The District Court granted the Defendants’ motion to dismiss, finding that the plaintiff lacked standing to bring the FCRA claim. First, the Court noted that to establish standing, the plaintiff was required to prove by a preponderance that: (1) he has suffered an “injury in fact,” that is “an invasion of a legally protected interest which is (a) concrete and particularized, and (b) actual or imminent, not conjectural or hypothetical;” (2) “a causal connection between the injury and the conduct complained of”; and (3) it is “likely . . . that the injury will be redressed by a favorable decision.” Although the Court acknowledged that Congress has statutorily conferred legal interests on consumers under the FCRA, the Court found that the plaintiff failed to allege concrete and particularized injury to that interest. Relying on the Supreme Court's decision in TransUnion LLC v. Ramirez, 141 S. Ct. 2190 (2021), the Court found that the notation of the plaintiff’s loan suspension on his credit report and the diminution in his credit score were insufficient, standing alone, to demonstrate concrete reputational or financial injury. Specifically, the inaccurate credit reports were never disseminated to a third party and plaintiff did not allege that he tried or was imminently planning to use his credit report to procure credit. Finally, the Court found that the plaintiff failed to allege a risk of future harm. Accordingly, the Court dismissed the complaint.

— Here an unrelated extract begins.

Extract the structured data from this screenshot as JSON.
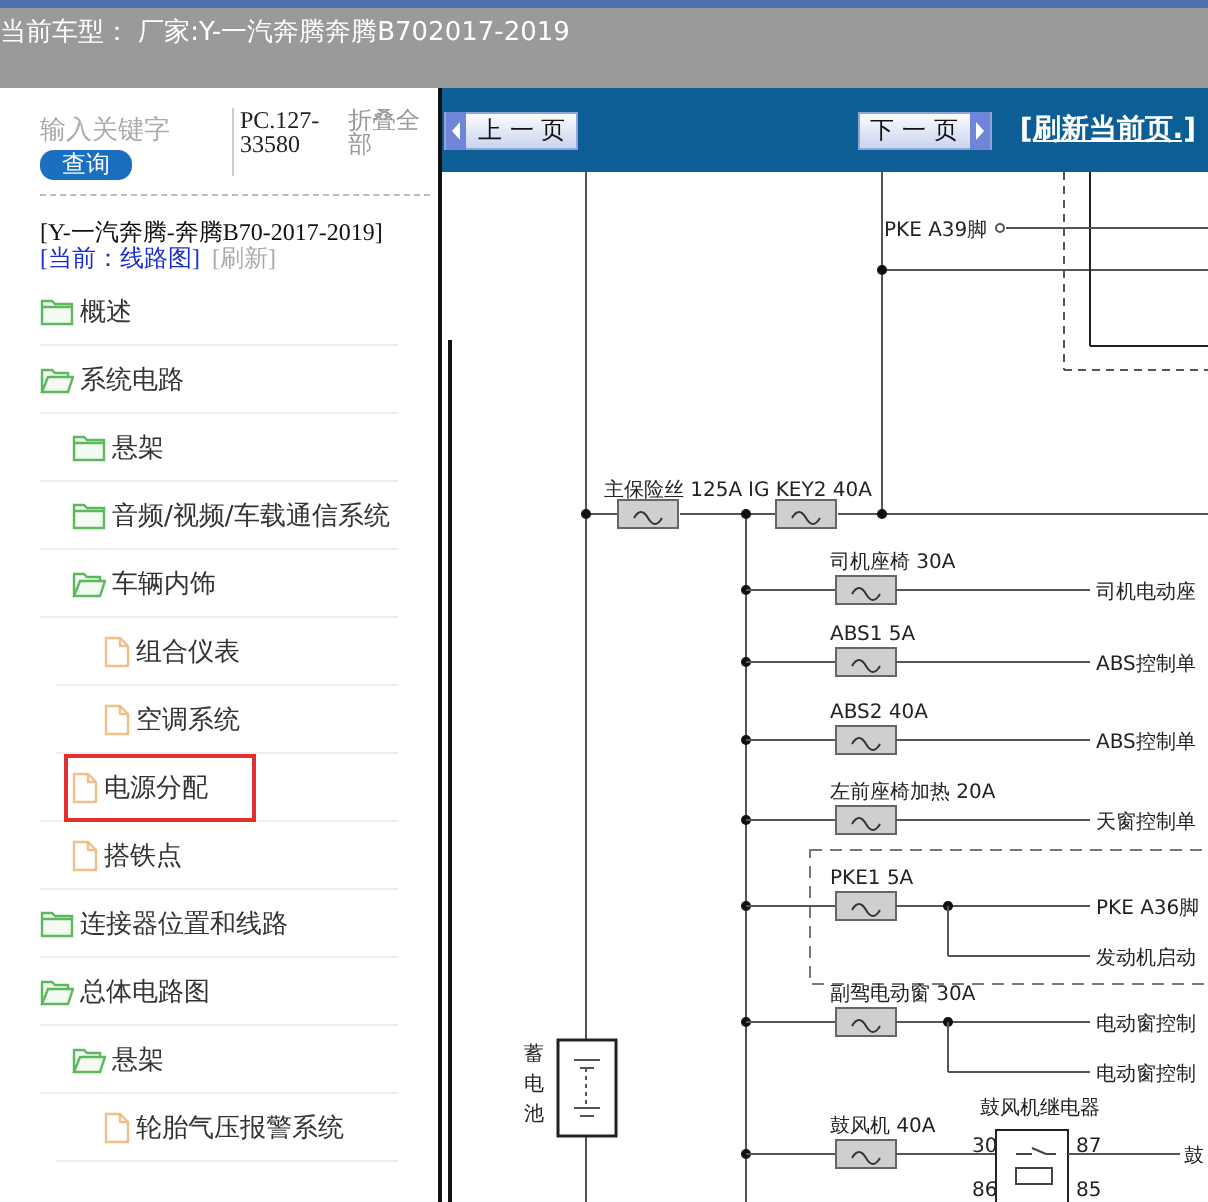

For a copy of the decision, please contact Michael O’Donnell at modonnell@riker.com or Desiree McDonald at dmcdonald@riker.com.

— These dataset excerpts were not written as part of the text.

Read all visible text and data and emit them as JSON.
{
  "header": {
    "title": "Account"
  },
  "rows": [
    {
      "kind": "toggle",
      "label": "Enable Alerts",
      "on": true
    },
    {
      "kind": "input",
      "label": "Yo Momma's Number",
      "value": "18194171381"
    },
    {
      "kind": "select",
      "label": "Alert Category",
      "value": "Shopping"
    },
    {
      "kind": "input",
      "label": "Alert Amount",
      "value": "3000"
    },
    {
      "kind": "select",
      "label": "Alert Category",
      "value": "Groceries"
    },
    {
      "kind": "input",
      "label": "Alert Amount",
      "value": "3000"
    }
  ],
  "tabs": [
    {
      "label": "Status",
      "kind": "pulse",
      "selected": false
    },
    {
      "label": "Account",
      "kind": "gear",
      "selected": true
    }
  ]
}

Hawaii Federal Court Dismisses RESPA and TILA Claims as Untimely

The United States District Court for the District of Hawaii recently dismissed claims brought by a homeowner under the Truth in Lending Act ("TILA") and the Real Estate Settlement Procedures Act ("RESPA"), finding that they were outside the relevant limitations periods. See Mathias v. HomeStreet Bank, Inc., 2021 WL 2534557 (D. Haw. June 21, 2021).  In the case, plaintiff refinanced his residential mortgage on March 1, 2018.  According to plaintiff, defendants failed to provide certain mandatory disclosures to him, including regarding the right to rescind, in violation of RESPA and TILA, among other issues.  On March 22, 2021, plaintiff filed this action seeking to rescind the loan under TILA and seeking statutory damages under RESPA and TILA.  The defendants moved to dismiss.

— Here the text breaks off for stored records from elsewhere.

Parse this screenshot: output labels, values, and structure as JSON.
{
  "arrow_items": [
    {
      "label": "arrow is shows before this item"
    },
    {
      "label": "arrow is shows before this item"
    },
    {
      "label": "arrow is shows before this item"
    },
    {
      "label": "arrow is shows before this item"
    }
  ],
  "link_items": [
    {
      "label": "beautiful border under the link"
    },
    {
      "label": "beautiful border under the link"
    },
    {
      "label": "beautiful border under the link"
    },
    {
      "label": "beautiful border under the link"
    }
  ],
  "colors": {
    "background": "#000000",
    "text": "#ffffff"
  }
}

The District Court granted the defendants’ motion to dismiss.  First, the Court dismissed the rescission claim.  Under TILA, a consumer has the right to rescind within three business days if the consumer was provided with all necessary disclosures, and three years if the consumer was not.  In this case, the Court found that even if plaintiff did not receive the disclosures, more than three years had passed and the claim therefore is time barred.  In doing so, the Court rejected plaintiff’s argument that the three-year period began to run on April 18, 2018, when plaintiff received a "revised Closing disclosure."  The Court found that, unlike section 1635(a) of TILA, which says that certain time periods begin to run "when the loan has been consummated or upon receipt of 'material disclosures,' 'whichever is later,'" section 1635(f) holds that the three-year period begins on "the date of consummation of the transaction or upon the sale of the property, whichever occurs first."  Thus, the March 1, 2018 refinance date applied here, regardless of if defendants provided disclosures in April.  Second, the Court found that the damages claims were also time barred.  There is a one-year limitations period for statutory damages under both TILA (15 U.S.C. § 1640) and RESPA (12 U.S.C. § 2614), and plaintiff brought this action well outside that period.  Although the Court acknowledges that some claims may be equitably tolled, it found that plaintiff did not allege that here.  Accordingly, the Court dismissed the complaint.